I decided to try Inktober this year. I’ve never participated before. I was usually drawing comics in October and didn’t feel like I needed more to do. But this year, I found that I have been so busy building websites that I haven’t had much time for comics at all. Plus I wanted to try something different.
I’ve had peers, doctors, and family try to convince me that I should do a comic about my open heart surgery. It’s been too painful a topic to share. I have a hard time not crying when I do have to talk about it. And I don’t like talking about myself under normal circumstances. I’ve never felt confident in doing autobio comics.
But while my heart is doing well, my mental health is not. I’ve always had some low level anxiety and depression that I’ve learned to cope with. But surviving this experience has left me with a new understanding of depression. There is just something about knowing that you “died” that is hard to reconcile in your brain.

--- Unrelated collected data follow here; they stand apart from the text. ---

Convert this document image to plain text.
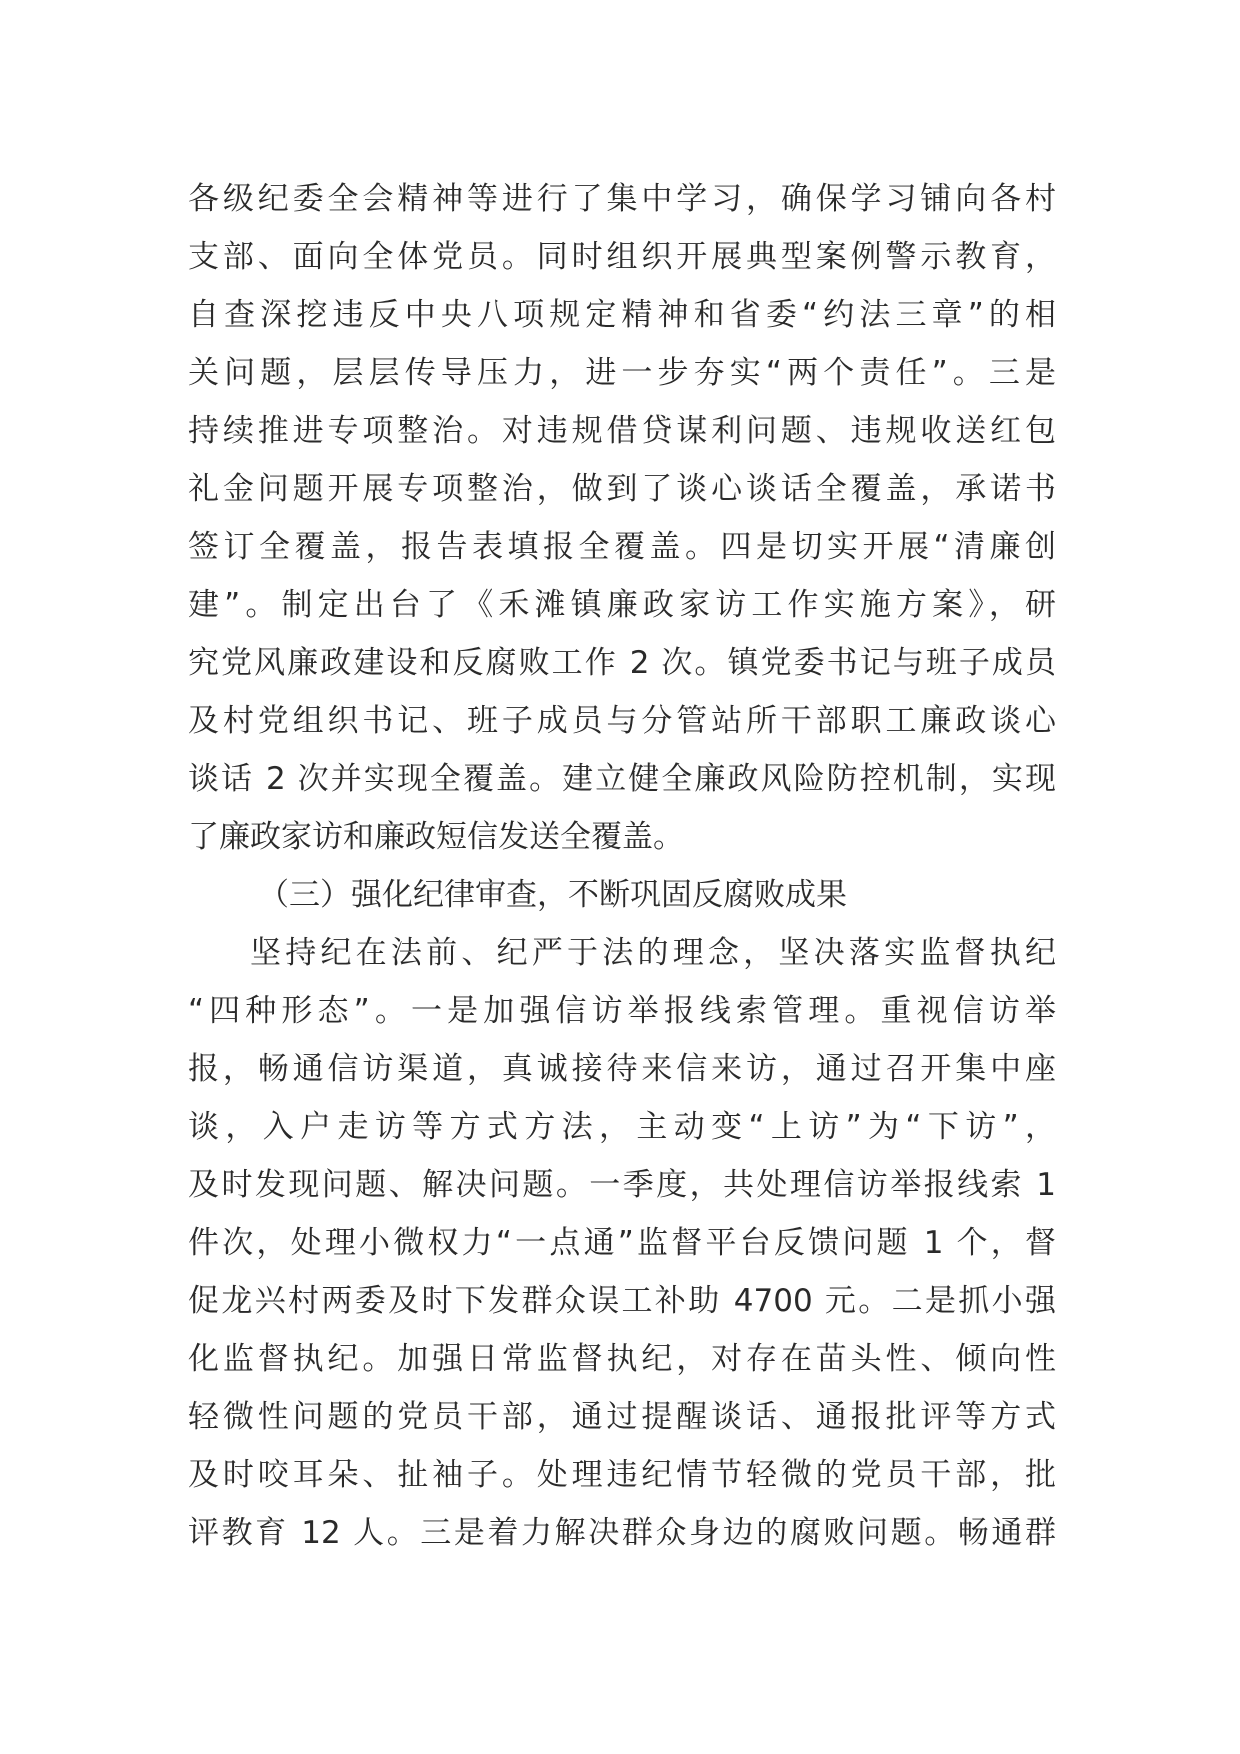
各级纪委全会精神等进行了集中学习，确保学习铺向各村
支部、面向全体党员。同时组织开展典型案例警示教育，
自查深挖违反中央八项规定精神和省委“约法三章”的相
关问题，层层传导压力，进一步夯实“两个责任”。三是
持续推进专项整治。对违规借贷谋利问题、违规收送红包
礼金问题开展专项整治，做到了谈心谈话全覆盖，承诺书
签订全覆盖，报告表填报全覆盖。四是切实开展“清廉创
建”。制定出台了《禾滩镇廉政家访工作实施方案》，研
究党风廉政建设和反腐败工作 2 次。镇党委书记与班子成员
及村党组织书记、班子成员与分管站所干部职工廉政谈心
谈话 2 次并实现全覆盖。建立健全廉政风险防控机制，实现
了廉政家访和廉政短信发送全覆盖。
（三）强化纪律审查，不断巩固反腐败成果
坚持纪在法前、纪严于法的理念，坚决落实监督执纪
“四种形态”。一是加强信访举报线索管理。重视信访举
报，畅通信访渠道，真诚接待来信来访，通过召开集中座
谈，入户走访等方式方法，主动变“上访”为“下访”，
及时发现问题、解决问题。一季度，共处理信访举报线索 1
件次，处理小微权力“一点通”监督平台反馈问题 1 个，督
促龙兴村两委及时下发群众误工补助 4700 元。二是抓小强
化监督执纪。加强日常监督执纪，对存在苗头性、倾向性
轻微性问题的党员干部，通过提醒谈话、通报批评等方式
及时咬耳朵、扯袖子。处理违纪情节轻微的党员干部，批
评教育 12 人。三是着力解决群众身边的腐败问题。畅通群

It makes it hard to care about much of anything at times. So maybe I do need to create a comic about the experience, just for catharsis at least. But if you already are dealing with depression, the last thing you want to do is draw attention to yourself.
Then I remembered Maus. I remembered why Art Spieglemann used anthropomorphic animals for his family’s Holocaust story. I asked my friend Steven Krall what sort of animal I should be and he said “Duh, a bear.”
I did a drawing of myself every day in October, using a bear as my stand in. Coincidentally, my beloved Chicago Cubs fought their way through the postseason and (oh my god I can’t believe I get to type this) won the World Series for the first time in 108 years. If I was going through emotional highs and lows before, you have no idea what it was like to sit with me and watch baseball in October. I think I cried more during this month than my entire cumulative childhood. I’ve waited my whole life for this, along with several generations of Cubs fans. My Inktober drawings reflect my journey as a fan watching this team very well.
The magnitude of this championship has been life altering in ways that I am still trying to comprehend. Which sounds funny unless you are a Cubs fan. I’ve learned to enjoy the game for the game, win or lose. Because odds were for years, the Cubs were losing. And now they are champions? It’s so hard to wrap my brain around it. But what a ride. Inktober and the 2016 World Series are going to be wrapped together in my memories. It was a great month.
I tried my hand at creating a diary comic with Procreate on the iPad Pro this morning. It was a good way to start the day. I’ve started doing roughs within the Procreate environment. I found I enjoyed working that way. So today, I thought I’d try to make a comic about all the work I’m doing right now. I even left several projects off my list in the second to last panel. There are some that I’m better off not devoting a lot of brain power to yet. Sometimes it’s better to let some stuff simmer on the back burner.
I try to do longer, focused posts every couple of weeks, about 2000 words. Since I’m crunched for time I decided to try this format. I’ve been wanting to see how the combination of using an iPad Pro with Procreate would be like to create a comic. This first try is a little rough. I’m going to create a panel template and a lettering guide template in Illustrator. I’ll save them as PNGs in Dropbox and import them into Procreate as guides for future pages. But all in all, I’d say this first attempt was successful.
First attempt at a Diary Comic with the iPad Pro and Procreate.
I used to do diary comics every week when I was in my first year at the Center for Cartoon Studies. They were assignments. I don’t like talking about myself. I find myself boring. I just work all the time. Not exactly riveting stuff. Maybe I’ll try this once a month? I can make something interesting monthly.
2016 has been kind of a crappy year so far. I’ve had friends struggle with losing jobs and losing their loved ones. I lost my grandfather at the end of January myself. He was diagnosed with cancer (his third) on December 31st, 2015. At 90, he decided to refuse treatment. He passed on January 28th. The loss is profound. He helped me learn about business. I set up a corporation for my comics and he taught me how to do accounting. Every year about this time we would close out my books for the year and prepare my corporate taxes. It’s weird that I’m not doing it with him right now. This was the first year I did it myself, and after a ten year apprenticeship, I think I did okay. Some day I’ll write more about him, but not today.
Something that brought me joy this morning was reading Carolyn Nowak’s Girl Town comic. Check out her blog for more diary comics. I did. Very funny. She may have unintentionally inspired this post.
It’s almost March, and the weather is starting to get nicer. Listen to some David Bowie. Watch an Alan Rickman movie. Get outside and get some sun on your face. Spring is coming.